After stiff pushback from European allies to his Greenland rhetoric, Trump also announced at the World Economic Forum in Davos, Switzerland, last week that he would take off the table the possibility of using American military force to acquire Greenland.
The president backed off his tariff threats and softened his language after Wall Street suffered its biggest losses in months over concerns that Trump’s Greenland ambitions could spur a trade war and fundamentally rupture NATO, a 32-member transatlantic military alliance that’s been a linchpin of post-World War II security.
Rubio on Wednesday appeared eager to downplay Trump’s rift with Europe over Greenland.
“We’ve got a little bit of work to do, but I think we’re going to wind up in a good place, and I think you’ll hear the same from our colleagues in Europe very shortly,” Rubio said.
Rubio during Wednesday’s hearing also had a pointed exchange with Sen.

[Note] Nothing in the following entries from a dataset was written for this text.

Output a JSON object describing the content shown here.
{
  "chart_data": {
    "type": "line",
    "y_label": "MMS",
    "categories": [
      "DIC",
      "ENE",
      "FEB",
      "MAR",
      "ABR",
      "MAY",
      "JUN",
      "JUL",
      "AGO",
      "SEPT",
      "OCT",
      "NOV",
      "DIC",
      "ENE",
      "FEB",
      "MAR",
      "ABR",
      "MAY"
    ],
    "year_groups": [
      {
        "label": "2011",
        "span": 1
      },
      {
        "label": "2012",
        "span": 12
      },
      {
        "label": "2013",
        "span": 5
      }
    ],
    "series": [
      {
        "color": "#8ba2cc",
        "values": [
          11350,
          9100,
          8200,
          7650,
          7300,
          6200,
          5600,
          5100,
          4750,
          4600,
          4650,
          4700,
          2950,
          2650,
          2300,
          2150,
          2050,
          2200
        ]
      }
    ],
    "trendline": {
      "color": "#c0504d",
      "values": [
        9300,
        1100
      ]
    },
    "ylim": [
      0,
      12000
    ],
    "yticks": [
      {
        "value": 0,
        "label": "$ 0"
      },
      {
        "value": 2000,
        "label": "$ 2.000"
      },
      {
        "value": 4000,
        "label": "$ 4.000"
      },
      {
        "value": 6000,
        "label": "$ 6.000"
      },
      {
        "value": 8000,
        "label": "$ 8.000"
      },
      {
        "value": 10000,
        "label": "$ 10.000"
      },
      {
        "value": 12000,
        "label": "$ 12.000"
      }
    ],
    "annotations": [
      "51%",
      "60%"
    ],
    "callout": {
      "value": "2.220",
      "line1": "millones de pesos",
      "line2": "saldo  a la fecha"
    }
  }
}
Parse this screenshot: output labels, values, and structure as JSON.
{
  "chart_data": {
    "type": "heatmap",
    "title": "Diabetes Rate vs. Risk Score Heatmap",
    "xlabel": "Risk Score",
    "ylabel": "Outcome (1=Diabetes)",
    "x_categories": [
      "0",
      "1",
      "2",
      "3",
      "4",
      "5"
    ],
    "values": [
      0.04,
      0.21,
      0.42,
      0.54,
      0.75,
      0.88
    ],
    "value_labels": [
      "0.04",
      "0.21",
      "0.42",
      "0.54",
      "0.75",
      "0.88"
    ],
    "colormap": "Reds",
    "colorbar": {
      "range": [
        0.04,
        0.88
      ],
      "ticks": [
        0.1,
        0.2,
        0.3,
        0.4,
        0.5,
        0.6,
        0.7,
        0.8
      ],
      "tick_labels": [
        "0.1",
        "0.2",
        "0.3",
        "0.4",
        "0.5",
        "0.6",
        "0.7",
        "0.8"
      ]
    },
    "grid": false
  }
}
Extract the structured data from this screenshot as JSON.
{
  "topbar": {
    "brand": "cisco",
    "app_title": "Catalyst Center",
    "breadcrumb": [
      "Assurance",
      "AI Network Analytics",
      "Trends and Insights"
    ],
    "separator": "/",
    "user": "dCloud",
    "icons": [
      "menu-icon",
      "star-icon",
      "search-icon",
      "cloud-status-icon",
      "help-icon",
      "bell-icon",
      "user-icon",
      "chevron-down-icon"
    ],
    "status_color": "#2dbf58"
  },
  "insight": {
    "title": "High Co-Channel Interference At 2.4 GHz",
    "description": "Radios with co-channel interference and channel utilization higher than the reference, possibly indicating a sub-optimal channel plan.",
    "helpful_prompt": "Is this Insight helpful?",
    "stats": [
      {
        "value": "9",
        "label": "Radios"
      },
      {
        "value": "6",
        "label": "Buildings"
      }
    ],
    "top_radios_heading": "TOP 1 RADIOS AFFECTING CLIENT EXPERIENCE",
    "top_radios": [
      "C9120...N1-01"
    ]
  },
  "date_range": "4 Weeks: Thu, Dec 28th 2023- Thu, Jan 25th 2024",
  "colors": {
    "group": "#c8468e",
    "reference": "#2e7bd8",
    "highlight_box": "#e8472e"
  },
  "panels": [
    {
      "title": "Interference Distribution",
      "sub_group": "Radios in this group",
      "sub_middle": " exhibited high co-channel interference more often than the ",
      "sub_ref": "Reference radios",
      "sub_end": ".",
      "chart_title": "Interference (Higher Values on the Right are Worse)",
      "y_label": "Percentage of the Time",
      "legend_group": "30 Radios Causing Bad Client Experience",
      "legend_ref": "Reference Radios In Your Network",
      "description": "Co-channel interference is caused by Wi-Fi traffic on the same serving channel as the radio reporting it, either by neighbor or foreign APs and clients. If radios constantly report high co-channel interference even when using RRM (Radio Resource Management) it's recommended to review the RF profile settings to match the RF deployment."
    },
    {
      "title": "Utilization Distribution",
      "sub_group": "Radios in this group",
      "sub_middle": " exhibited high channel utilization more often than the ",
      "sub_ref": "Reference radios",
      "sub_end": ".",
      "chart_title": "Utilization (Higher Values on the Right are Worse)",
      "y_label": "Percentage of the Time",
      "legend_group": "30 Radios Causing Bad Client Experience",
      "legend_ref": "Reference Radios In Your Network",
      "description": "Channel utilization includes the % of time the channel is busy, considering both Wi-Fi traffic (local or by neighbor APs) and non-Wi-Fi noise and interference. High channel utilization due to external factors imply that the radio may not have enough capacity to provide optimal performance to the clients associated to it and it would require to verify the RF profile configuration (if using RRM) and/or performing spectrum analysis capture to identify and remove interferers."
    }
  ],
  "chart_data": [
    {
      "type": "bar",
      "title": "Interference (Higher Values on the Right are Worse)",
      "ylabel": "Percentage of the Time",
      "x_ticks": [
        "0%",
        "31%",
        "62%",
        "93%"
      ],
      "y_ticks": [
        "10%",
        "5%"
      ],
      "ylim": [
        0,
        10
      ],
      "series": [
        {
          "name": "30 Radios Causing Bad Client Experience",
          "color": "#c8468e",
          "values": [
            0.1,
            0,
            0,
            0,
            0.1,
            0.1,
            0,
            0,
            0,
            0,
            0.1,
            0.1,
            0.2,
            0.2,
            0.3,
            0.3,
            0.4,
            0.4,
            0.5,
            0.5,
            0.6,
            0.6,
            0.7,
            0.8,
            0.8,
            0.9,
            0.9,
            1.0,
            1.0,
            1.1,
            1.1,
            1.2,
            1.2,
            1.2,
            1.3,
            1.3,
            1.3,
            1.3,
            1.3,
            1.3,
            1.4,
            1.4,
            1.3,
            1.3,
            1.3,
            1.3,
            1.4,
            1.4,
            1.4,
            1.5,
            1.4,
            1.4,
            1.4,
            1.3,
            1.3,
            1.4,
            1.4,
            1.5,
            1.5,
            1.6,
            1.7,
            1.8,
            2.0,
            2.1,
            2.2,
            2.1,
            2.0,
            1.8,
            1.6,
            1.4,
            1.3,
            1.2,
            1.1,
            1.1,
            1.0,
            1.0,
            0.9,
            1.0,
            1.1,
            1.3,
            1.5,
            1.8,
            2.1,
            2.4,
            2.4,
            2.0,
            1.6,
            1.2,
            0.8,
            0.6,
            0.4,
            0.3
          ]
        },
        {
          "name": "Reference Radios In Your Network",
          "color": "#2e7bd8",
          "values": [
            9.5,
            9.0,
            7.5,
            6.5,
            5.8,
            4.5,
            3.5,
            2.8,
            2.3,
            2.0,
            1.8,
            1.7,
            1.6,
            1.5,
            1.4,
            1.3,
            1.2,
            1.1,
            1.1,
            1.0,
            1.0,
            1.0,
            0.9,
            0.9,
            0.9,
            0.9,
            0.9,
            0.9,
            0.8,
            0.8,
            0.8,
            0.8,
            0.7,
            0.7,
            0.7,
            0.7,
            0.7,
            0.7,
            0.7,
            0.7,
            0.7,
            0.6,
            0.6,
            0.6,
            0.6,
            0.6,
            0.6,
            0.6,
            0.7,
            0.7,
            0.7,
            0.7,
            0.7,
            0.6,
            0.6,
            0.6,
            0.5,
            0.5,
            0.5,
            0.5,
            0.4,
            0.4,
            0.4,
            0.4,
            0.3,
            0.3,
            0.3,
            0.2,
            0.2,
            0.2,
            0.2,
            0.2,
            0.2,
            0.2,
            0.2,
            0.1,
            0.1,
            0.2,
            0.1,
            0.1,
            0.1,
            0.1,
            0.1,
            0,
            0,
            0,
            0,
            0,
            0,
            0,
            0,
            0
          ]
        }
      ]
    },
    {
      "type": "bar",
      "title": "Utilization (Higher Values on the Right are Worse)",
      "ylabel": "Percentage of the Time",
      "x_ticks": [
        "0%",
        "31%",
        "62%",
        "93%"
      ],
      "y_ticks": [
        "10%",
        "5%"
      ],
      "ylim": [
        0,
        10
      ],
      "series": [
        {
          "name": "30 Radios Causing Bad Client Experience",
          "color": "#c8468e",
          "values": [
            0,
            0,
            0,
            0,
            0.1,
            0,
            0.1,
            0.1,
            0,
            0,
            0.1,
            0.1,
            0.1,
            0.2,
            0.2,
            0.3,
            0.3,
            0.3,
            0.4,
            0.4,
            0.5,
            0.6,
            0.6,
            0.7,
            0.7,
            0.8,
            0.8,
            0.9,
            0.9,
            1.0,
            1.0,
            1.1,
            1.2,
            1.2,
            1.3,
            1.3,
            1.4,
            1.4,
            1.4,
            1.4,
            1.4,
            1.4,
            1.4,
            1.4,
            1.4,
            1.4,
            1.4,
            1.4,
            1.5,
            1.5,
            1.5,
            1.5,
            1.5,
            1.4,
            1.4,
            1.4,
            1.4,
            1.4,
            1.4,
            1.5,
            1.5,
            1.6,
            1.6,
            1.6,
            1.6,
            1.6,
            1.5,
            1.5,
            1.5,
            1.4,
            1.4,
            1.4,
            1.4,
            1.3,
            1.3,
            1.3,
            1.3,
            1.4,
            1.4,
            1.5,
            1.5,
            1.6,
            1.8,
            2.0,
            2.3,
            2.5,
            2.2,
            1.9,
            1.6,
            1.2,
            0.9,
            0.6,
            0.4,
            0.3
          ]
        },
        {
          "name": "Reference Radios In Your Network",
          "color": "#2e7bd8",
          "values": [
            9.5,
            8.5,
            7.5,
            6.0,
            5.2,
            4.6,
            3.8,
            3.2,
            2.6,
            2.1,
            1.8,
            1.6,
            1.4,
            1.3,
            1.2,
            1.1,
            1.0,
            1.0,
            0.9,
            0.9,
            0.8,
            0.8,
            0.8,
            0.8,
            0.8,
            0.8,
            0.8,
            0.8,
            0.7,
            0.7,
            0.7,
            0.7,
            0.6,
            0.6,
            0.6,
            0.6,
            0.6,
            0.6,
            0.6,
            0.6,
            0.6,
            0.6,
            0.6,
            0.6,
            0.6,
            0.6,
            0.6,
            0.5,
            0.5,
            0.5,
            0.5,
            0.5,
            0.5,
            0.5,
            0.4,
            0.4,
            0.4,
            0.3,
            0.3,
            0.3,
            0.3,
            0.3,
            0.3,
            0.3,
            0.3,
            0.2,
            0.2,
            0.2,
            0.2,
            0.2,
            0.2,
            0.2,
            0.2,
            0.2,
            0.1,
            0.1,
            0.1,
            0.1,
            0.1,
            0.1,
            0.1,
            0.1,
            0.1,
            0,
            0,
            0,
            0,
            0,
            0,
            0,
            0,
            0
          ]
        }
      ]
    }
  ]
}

Tim Kaine, D-Virginia, about Trump repeatedly referring to Greenland as Iceland while at Davos.
“Yeah, he meant to say Greenland, but I think we’re all familiar with presidents that have verbal stumbles,” Rubio said in responding to Kaine’s questions about Trump’s flub — taking a veiled dig at former President Joe Biden. “We’ve had presidents like that before. Some made a lot more than this one.”